日が暮れようとウネの隅から隅まで肥料を入れたおかげかなっ。種まきの日、鎮圧(種と土を密着させるために土をぎゅっと押すこと)を忘れて、次の朝霜柱をつぶすように一つ一つやったおかげかもっ。舞い上がっているときは自分への称賛しか思い浮かびませんでした。しかしそんなはずはなく。寒さに強い品種を選んでくれたアドバイザーさんのおかげだったりします。ビニールトンネルを一緒にかけてくれた別のアドバイザーさんのおかげだったりもします。それらのアドバイザーさんたちと種まきをしてくれた夫に意気揚々と知らせました。
みなさんも喜んでくださいました。「葉大根くらいで収穫するとトウ立ちせずおいしく食べれますよ」とアドバイザーさんから教えていただきました。
私の紅三太、どこまでいく!
vol.6 ついに収穫!
3月8日についに収穫をしました。12月19日に100%近く発芽していたにもかかわらず、2月15日には半分くらい消えてなくなっていました。それでも収穫量は小さな実がついた葉大根で小袋2つ分になり、なぜか半分は白大根、そして1本ほうれん草ができました!

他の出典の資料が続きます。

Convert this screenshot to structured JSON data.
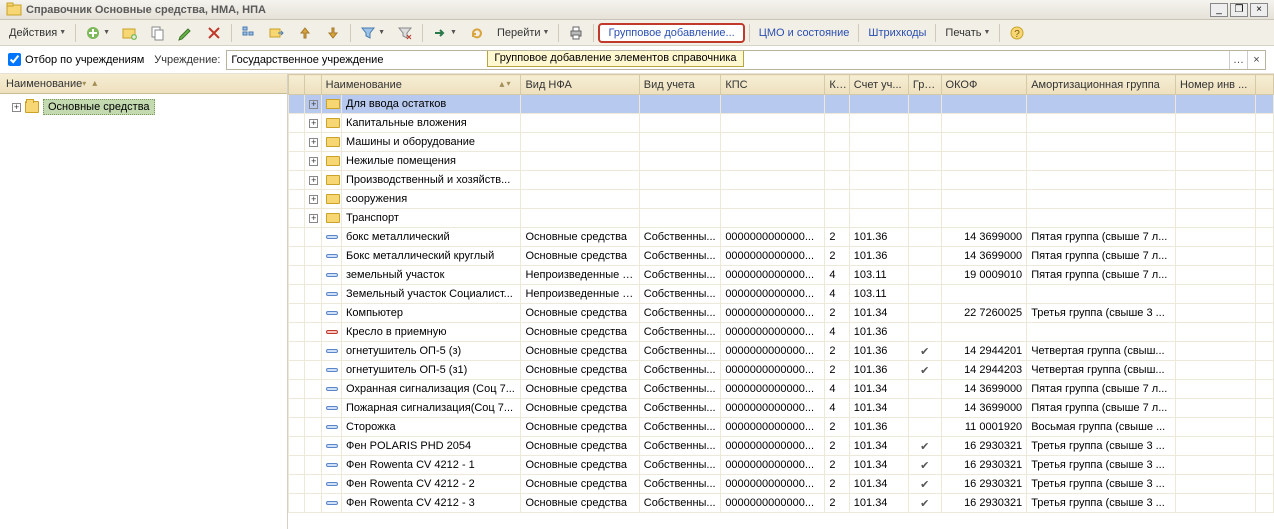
{
  "title": "Справочник Основные средства, НМА, НПА",
  "toolbar": {
    "actions": "Действия",
    "go": "Перейти",
    "group_add": "Групповое добавление...",
    "cmo": "ЦМО и состояние",
    "barcodes": "Штрихкоды",
    "print": "Печать"
  },
  "filter": {
    "chk_label": "Отбор по учреждениям",
    "inst_label": "Учреждение:",
    "inst_value": "Государственное учреждение",
    "tooltip": "Групповое добавление элементов справочника"
  },
  "left": {
    "header": "Наименование",
    "root": "Основные средства"
  },
  "grid": {
    "headers": {
      "name": "Наименование",
      "nfa": "Вид НФА",
      "uchet": "Вид учета",
      "kps": "КПС",
      "k": "К...",
      "schet": "Счет уч...",
      "grp": "Гру...",
      "okof": "ОКОФ",
      "amort": "Амортизационная группа",
      "num": "Номер инв ..."
    },
    "folders": [
      {
        "name": "Для ввода остатков",
        "sel": true
      },
      {
        "name": "Капитальные вложения"
      },
      {
        "name": "Машины и оборудование"
      },
      {
        "name": "Нежилые помещения"
      },
      {
        "name": "Производственный и хозяйств..."
      },
      {
        "name": "сооружения"
      },
      {
        "name": "Транспорт"
      }
    ],
    "rows": [
      {
        "name": "бокс металлический",
        "nfa": "Основные средства",
        "uch": "Собственны...",
        "kps": "0000000000000...",
        "k": "2",
        "sch": "101.36",
        "grp": "",
        "okof": "14 3699000",
        "amo": "Пятая группа (свыше 7 л...",
        "ic": "item"
      },
      {
        "name": "Бокс металлический круглый",
        "nfa": "Основные средства",
        "uch": "Собственны...",
        "kps": "0000000000000...",
        "k": "2",
        "sch": "101.36",
        "grp": "",
        "okof": "14 3699000",
        "amo": "Пятая группа (свыше 7 л...",
        "ic": "item"
      },
      {
        "name": "земельный участок",
        "nfa": "Непроизведенные а...",
        "uch": "Собственны...",
        "kps": "0000000000000...",
        "k": "4",
        "sch": "103.11",
        "grp": "",
        "okof": "19 0009010",
        "amo": "Пятая группа (свыше 7 л...",
        "ic": "item"
      },
      {
        "name": "Земельный участок Социалист...",
        "nfa": "Непроизведенные а...",
        "uch": "Собственны...",
        "kps": "0000000000000...",
        "k": "4",
        "sch": "103.11",
        "grp": "",
        "okof": "",
        "amo": "",
        "ic": "item"
      },
      {
        "name": "Компьютер",
        "nfa": "Основные средства",
        "uch": "Собственны...",
        "kps": "0000000000000...",
        "k": "2",
        "sch": "101.34",
        "grp": "",
        "okof": "22 7260025",
        "amo": "Третья группа (свыше 3 ...",
        "ic": "item"
      },
      {
        "name": "Кресло в приемную",
        "nfa": "Основные средства",
        "uch": "Собственны...",
        "kps": "0000000000000...",
        "k": "4",
        "sch": "101.36",
        "grp": "",
        "okof": "",
        "amo": "",
        "ic": "red"
      },
      {
        "name": "огнетушитель ОП-5 (з)",
        "nfa": "Основные средства",
        "uch": "Собственны...",
        "kps": "0000000000000...",
        "k": "2",
        "sch": "101.36",
        "grp": "✓",
        "okof": "14 2944201",
        "amo": "Четвертая группа (свыш...",
        "ic": "item"
      },
      {
        "name": "огнетушитель ОП-5 (з1)",
        "nfa": "Основные средства",
        "uch": "Собственны...",
        "kps": "0000000000000...",
        "k": "2",
        "sch": "101.36",
        "grp": "✓",
        "okof": "14 2944203",
        "amo": "Четвертая группа (свыш...",
        "ic": "item"
      },
      {
        "name": "Охранная сигнализация (Соц 7...",
        "nfa": "Основные средства",
        "uch": "Собственны...",
        "kps": "0000000000000...",
        "k": "4",
        "sch": "101.34",
        "grp": "",
        "okof": "14 3699000",
        "amo": "Пятая группа (свыше 7 л...",
        "ic": "item"
      },
      {
        "name": "Пожарная сигнализация(Соц 7...",
        "nfa": "Основные средства",
        "uch": "Собственны...",
        "kps": "0000000000000...",
        "k": "4",
        "sch": "101.34",
        "grp": "",
        "okof": "14 3699000",
        "amo": "Пятая группа (свыше 7 л...",
        "ic": "item"
      },
      {
        "name": "Сторожка",
        "nfa": "Основные средства",
        "uch": "Собственны...",
        "kps": "0000000000000...",
        "k": "2",
        "sch": "101.36",
        "grp": "",
        "okof": "11 0001920",
        "amo": "Восьмая группа (свыше ...",
        "ic": "item"
      },
      {
        "name": "Фен POLARIS PHD 2054",
        "nfa": "Основные средства",
        "uch": "Собственны...",
        "kps": "0000000000000...",
        "k": "2",
        "sch": "101.34",
        "grp": "✓",
        "okof": "16 2930321",
        "amo": "Третья группа (свыше 3 ...",
        "ic": "item"
      },
      {
        "name": "Фен Rowenta CV 4212 - 1",
        "nfa": "Основные средства",
        "uch": "Собственны...",
        "kps": "0000000000000...",
        "k": "2",
        "sch": "101.34",
        "grp": "✓",
        "okof": "16 2930321",
        "amo": "Третья группа (свыше 3 ...",
        "ic": "item"
      },
      {
        "name": "Фен Rowenta CV 4212 - 2",
        "nfa": "Основные средства",
        "uch": "Собственны...",
        "kps": "0000000000000...",
        "k": "2",
        "sch": "101.34",
        "grp": "✓",
        "okof": "16 2930321",
        "amo": "Третья группа (свыше 3 ...",
        "ic": "item"
      },
      {
        "name": "Фен Rowenta CV 4212 - 3",
        "nfa": "Основные средства",
        "uch": "Собственны...",
        "kps": "0000000000000...",
        "k": "2",
        "sch": "101.34",
        "grp": "✓",
        "okof": "16 2930321",
        "amo": "Третья группа (свыше 3 ...",
        "ic": "item"
      }
    ]
  }
}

日陰プランターでは望むべくもない野菜たちができたことに小躍りしながら、紅三太は甘酢づけに白大根はおろしに葉は佃煮にしました。ほうれん草は汁の実になりました。食べた家族たちには感想を聞く前に「シェア畑でできたものだ」と言ってしまい圧がかかってしまったかもですが(笑)、どれもおいしいと言ってくれました!ほかのウネでアドバイザーさんが植えておいてくれた立派な大根を味わっていた私は、来年こそ自分でこういう野菜を作るぞ!と固く決意したのでした。